Amazon: ‘A mysterious island. An abandoned orphanage. And a strange collection of very curious photographs. It all waits to be discovered in “Miss Peregrine’s Home for Peculiar Children”, an unforgettable novel that mixes fiction and photography in a thrilling reading experience. As our story opens, a horrific family tragedy sets sixteen-year-old Jacob journeying to a remote island off the coast of Wales, where he discovers the crumbling ruins of Miss Peregrine’s Home for Peculiar Children. As Jacob explores its abandoned bedrooms and hallways, it becomes clear that the children who once lived here – one of whom was his own grandfather – were more than just peculiar. They may have been dangerous. They may have been quarantined on a desolate island for good reason. And somehow – impossible though it seems – they may still be alive.
The most interesting point of this book is the photographs. The text is interspersed with vintage-looking photos of the children that feature in the novel.. They’re very, very creepy and add to the already creepy atmosphere. Sometimes I realised I had been closely examining a photo for the last ten minutes! See, I thought they were fantastic before I started to read the afterword, but it turns out that the photographs are real. Well, not actually real obviously, as children tend not to levitate. But they are authentic, vintage-found photos. Mr Riggs trailed through the archives of a ridiculous amount of photograph collectors to find images from freak shows from the early 1900s, and then based his characters on those people. Somehow that makes them seem even creepier to me.
It’s clever how the photos aren’t just shoved in there without a mention.

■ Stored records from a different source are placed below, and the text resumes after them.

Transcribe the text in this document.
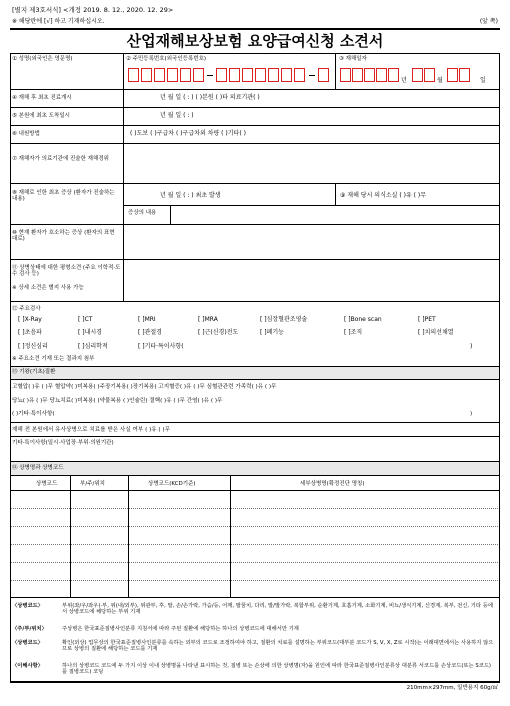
[별지 제3호서식] <개정 2019. 8. 12., 2020. 12. 29>
※ 해당란에 [√] 하고 기재하십시오.	(앞 쪽)
산업재해보상보험 요양급여신청 소견서
① 성명(외국인은 영문명)	② 주민등록번호(외국인등록번호)	③ 재해일자
년	월	일
④ 재해 후 최초 진료개시	년 월 일 ( : ) ( )본원 ( )타 의료기관( )
⑤ 본원에 최초 도착일시	년 월 일 ( : )
⑥ 내원방법	( )도보 ( )구급차 ( )구급차외 차량 ( )기타( )
⑦ 재해자가 의료기관에 진술한 재해경위
⑧ 재해로 인한 최초 증상 (환자가 진술하는 내용)
년 월 일 ( : ) 최초 발생	⑨ 재해 당시 의식소실 ( )유 ( )무
증상의 내용
⑩ 현재 환자가 호소하는 증상 (환자의 표현대로)
⑪ 상병상태에 대한 평형소견 (주요 이학적·도수 검사 등)
※ 상세 소견은 별지 사용 가능
⑫ 주요검사
[ ]X-Ray	[ ]CT	[ ]MRI	[ ]MRA	[ ]심장혈관조영술	[ ]Bone scan	[ ]PET
[ ]초음파	[ ]내시경	[ ]관절경	[ ]근(신경)전도	[ ]폐기능	[ ]조직	[ ]치의선채열
[ ]정신심리	[ ]심리학적	[ ]기타·특이사항(	)
※ 주요소견 기재 또는 결과지 첨부
⑬ 기왕(기초)질환
고혈압( )유 ( )무 혈압약( )미복용( )주장기복용( )장기복용) 고지혈증( )유 ( )무 심혈관관련 가족력( )유 ( )무
당뇨( )유 ( )무 당뇨치료( )미복용( )약물복용 ( )인슐린) 결핵( )유 ( )무 간염( )유 ( )무
( )기타·특이사항(	)
재해 전 본원에서 유사상병으로 치료를 받은 사실 여부 ( )유 ( )무
기타·특이사항(일시·사업장·부위·의원기관)
⑭ 상병명과 상병코드
상병코드	부/주/위치	상병코드(KCD기준)	세부상병명(확정진단 명칭)
〈상병코드〉	부위(좌/우/좌우)·부, 위(내/외부), 위관부, 후, 말, 손/손가락, 가슴/등, 어깨, 팔꿈치, 다리, 발/발가락, 복합부위, 순환기계, 호흡기계, 소화기계, 비뇨/생식기계, 신경계, 복부, 전신, 기타 등에서 상병코드에 해당하는 부위 기재
〈주/부/위치〉	주상병은 한국표준질병사인분류 지침서에 따라 주된 질환에 해당하는 하나의 상병코드에 대해서만 기재
〈상병코드〉	확인(외상) 업무상의 한국표준질병사인분류를 속하는 외부의 코드로 조정하여야 하고, 질환의 치료를 설명하는 부위코드(대부분 코드가 S, V, X, Z로 시작)는 이래대면에서는 사용하지 않으므로 상병의 질환에 해당하는 코드를 기재
〈이해사항〉	하나의 상병코드 코드에 두 가지 이상 이내 상병명을 나타낸 표시하는 것, 질병 또는 손상에 의한 상병명(자)을 원인에 따라 한국표준질병사인분류상 대분류 서코드를 손상코드(또는 S코드)를 질병코드) 코딩
210mm×297mm, 일반용지 60g/㎡
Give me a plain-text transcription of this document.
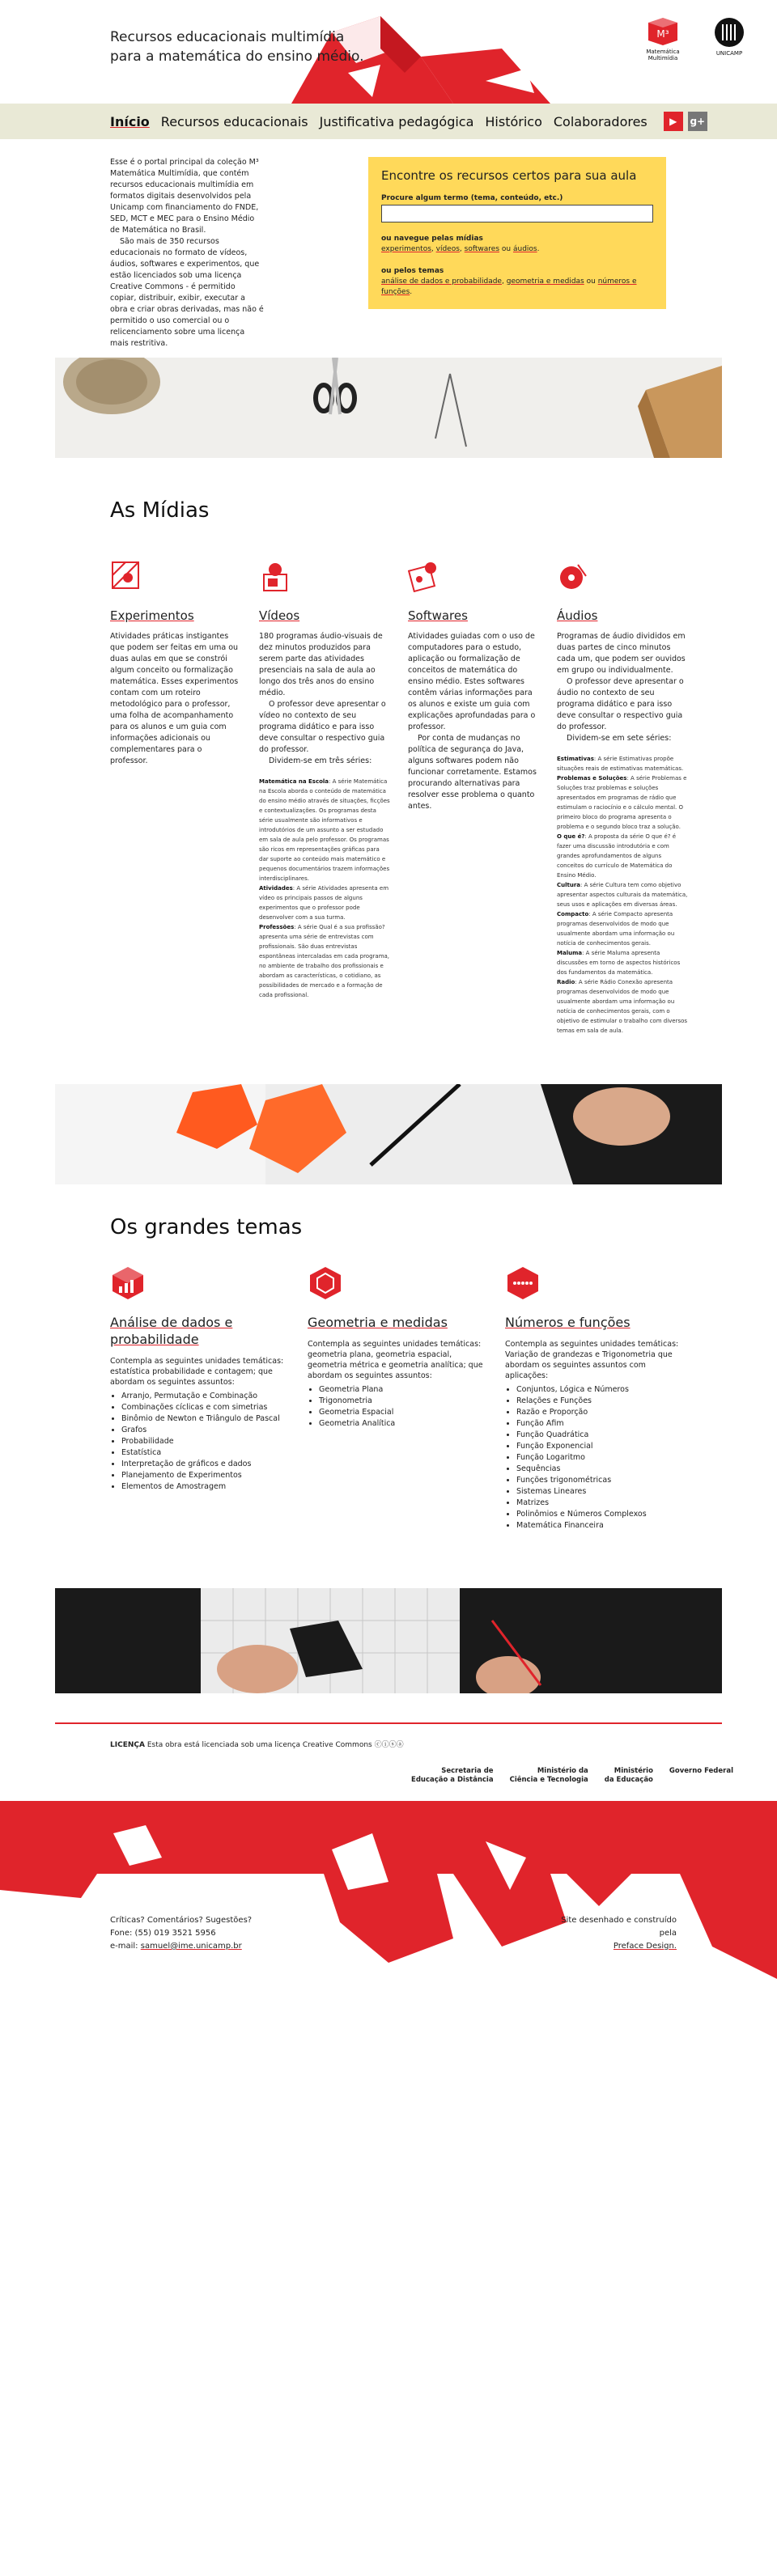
Recursos educacionais multimídia para a matemática do ensino médio.
M³
Matemática Multimídia
UNICAMP
Início Recursos educacionais Justificativa pedagógica Histórico Colaboradores	▶	g+

Esse é o portal principal da coleção M³ Matemática Multimídia, que contém recursos educacionais multimídia em formatos digitais desenvolvidos pela Unicamp com financiamento do FNDE, SED, MCT e MEC para o Ensino Médio de Matemática no Brasil.

São mais de 350 recursos educacionais no formato de vídeos, áudios, softwares e experimentos, que estão licenciados sob uma licença Creative Commons - é permitido copiar, distribuir, exibir, executar a obra e criar obras derivadas, mas não é permitido o uso comercial ou o relicenciamento sobre uma licença mais restritiva.

Encontre os recursos certos para sua aula
Procure algum termo (tema, conteúdo, etc.)
ou navegue pelas mídias
experimentos, vídeos, softwares ou áudios.
ou pelos temas
análise de dados e probabilidade, geometria e medidas ou números e funções.
As Mídias
Experimentos

Atividades práticas instigantes que podem ser feitas em uma ou duas aulas em que se constrói algum conceito ou formalização matemática. Esses experimentos contam com um roteiro metodológico para o professor, uma folha de acompanhamento para os alunos e um guia com informações adicionais ou complementares para o professor.

Vídeos

180 programas áudio-visuais de dez minutos produzidos para serem parte das atividades presenciais na sala de aula ao longo dos três anos do ensino médio.

O professor deve apresentar o vídeo no contexto de seu programa didático e para isso deve consultar o respectivo guia do professor.

Dividem-se em três séries:

Matemática na Escola: A série Matemática na Escola aborda o conteúdo de matemática do ensino médio através de situações, ficções e contextualizações. Os programas desta série usualmente são informativos e introdutórios de um assunto a ser estudado em sala de aula pelo professor. Os programas são ricos em representações gráficas para dar suporte ao conteúdo mais matemático e pequenos documentários trazem informações interdisciplinares.

Atividades: A série Atividades apresenta em vídeo os principais passos de alguns experimentos que o professor pode desenvolver com a sua turma.

Professões: A série Qual é a sua profissão? apresenta uma série de entrevistas com profissionais. São duas entrevistas espontâneas intercaladas em cada programa, no ambiente de trabalho dos profissionais e abordam as características, o cotidiano, as possibilidades de mercado e a formação de cada profissional.

Softwares

Atividades guiadas com o uso de computadores para o estudo, aplicação ou formalização de conceitos de matemática do ensino médio. Estes softwares contêm várias informações para os alunos e existe um guia com explicações aprofundadas para o professor.

Por conta de mudanças no política de segurança do Java, alguns softwares podem não funcionar corretamente. Estamos procurando alternativas para resolver esse problema o quanto antes.

Áudios

Programas de áudio divididos em duas partes de cinco minutos cada um, que podem ser ouvidos em grupo ou individualmente.

O professor deve apresentar o áudio no contexto de seu programa didático e para isso deve consultar o respectivo guia do professor.

Dividem-se em sete séries:

Estimativas: A série Estimativas propõe situações reais de estimativas matemáticas.

Problemas e Soluções: A série Problemas e Soluções traz problemas e soluções apresentados em programas de rádio que estimulam o raciocínio e o cálculo mental. O primeiro bloco do programa apresenta o problema e o segundo bloco traz a solução.

O que é?: A proposta da série O que é? é fazer uma discussão introdutória e com grandes aprofundamentos de alguns conceitos do currículo de Matemática do Ensino Médio.

Cultura: A série Cultura tem como objetivo apresentar aspectos culturais da matemática, seus usos e aplicações em diversas áreas.

Compacto: A série Compacto apresenta programas desenvolvidos de modo que usualmente abordam uma informação ou notícia de conhecimentos gerais.

Maluma: A série Maluma apresenta discussões em torno de aspectos históricos dos fundamentos da matemática.

Radio: A série Rádio Conexão apresenta programas desenvolvidos de modo que usualmente abordam uma informação ou notícia de conhecimentos gerais, com o objetivo de estimular o trabalho com diversos temas em sala de aula.

Os grandes temas
Análise de dados e probabilidade
Contempla as seguintes unidades temáticas: estatística probabilidade e contagem; que abordam os seguintes assuntos:
• Arranjo, Permutação e Combinação
• Combinações cíclicas e com simetrias
• Binômio de Newton e Triângulo de Pascal
• Grafos
• Probabilidade
• Estatística
• Interpretação de gráficos e dados
• Planejamento de Experimentos
• Elementos de Amostragem
Geometria e medidas
Contempla as seguintes unidades temáticas: geometria plana, geometria espacial, geometria métrica e geometria analítica; que abordam os seguintes assuntos:
• Geometria Plana
• Trigonometria
• Geometria Espacial
• Geometria Analítica
Números e funções
Contempla as seguintes unidades temáticas: Variação de grandezas e Trigonometria que abordam os seguintes assuntos com aplicações:
• Conjuntos, Lógica e Números
• Relações e Funções
• Razão e Proporção
• Função Afim
• Função Quadrática
• Função Exponencial
• Função Logaritmo
• Sequências
• Funções trigonométricas
• Sistemas Lineares
• Matrizes
• Polinômios e Números Complexos
• Matemática Financeira
LICENÇA Esta obra está licenciada sob uma licença Creative Commons ⓒⓘⓢⓐ
Secretaria de
Educação a Distância
Ministério da
Ciência e Tecnologia
Ministério
da Educação
Governo Federal
Críticas? Comentários? Sugestões?
Fone: (55) 019 3521 5956
e-mail: samuel@ime.unicamp.br
Site desenhado e construído pela
Preface Design.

Their insertion always co-incides with Jacob finding an old album or remembering a photograph his Grandpa showed him once, and it always describes the photo you’re looking it. It really drags you in, like you’re discovering the photo at the same time Jacob is.
It is a very creepy book, but you can tell that from looking at the cover with the levitating child. The beginning is especially atmospheric as Jake discovers what happened to his grandfather and examines the ancient orphanage. After that though, it kind of loses its edge a little and turns into a cross between the Addams Family and the X-Men. It’s not as creepy or unique, but it still retains the fast-moving plot and interesting character so don’t lose heart. Towards the end, it does recapture the creepiness excellently, but the middle is a little twee.
I got really annoyed with Jacob at one point for refusing to believe that any of what he was seeing was real and chalking it all up to psychological problems. But then I remembered that my pet hate of supernatural books is the far too easy acceptance of teenagers of whatever ghost/vampire/magic creature happens to be staring them in the face. So I went back and reread those parts – and yes, actually – it’s exactly how any normal, non-fictional person would react to monsters i.e. being scared witless. It made me respect the character a hell of a lot more.
Pet hate #2 – the uncecessary shovelling in of pointless romance. Especially in this case, where it’s gross and vaguely incestuous. Less please.
The imagery, however, is wonderful. The island, the village and the children are all perfectly described. I could happily have sat there and read the whole thing in one go – between the descriptions, atmosphere and fast-moving plot I was hard-pressed to put the damn thing down. Honestly though, it just wouldn’t have been half as good without those photographs. It makes me wonder if it could actually stand on its own two feet as the images are the only thing that makes it unique.
It seems to be classed everywhere as a YA book, but it’s a little too dark in my opinion. The again, it’s a little too childish for the snobbier adults. It’s a brilliant, brilliant book and I adored it, but I wouldn’t give it to children.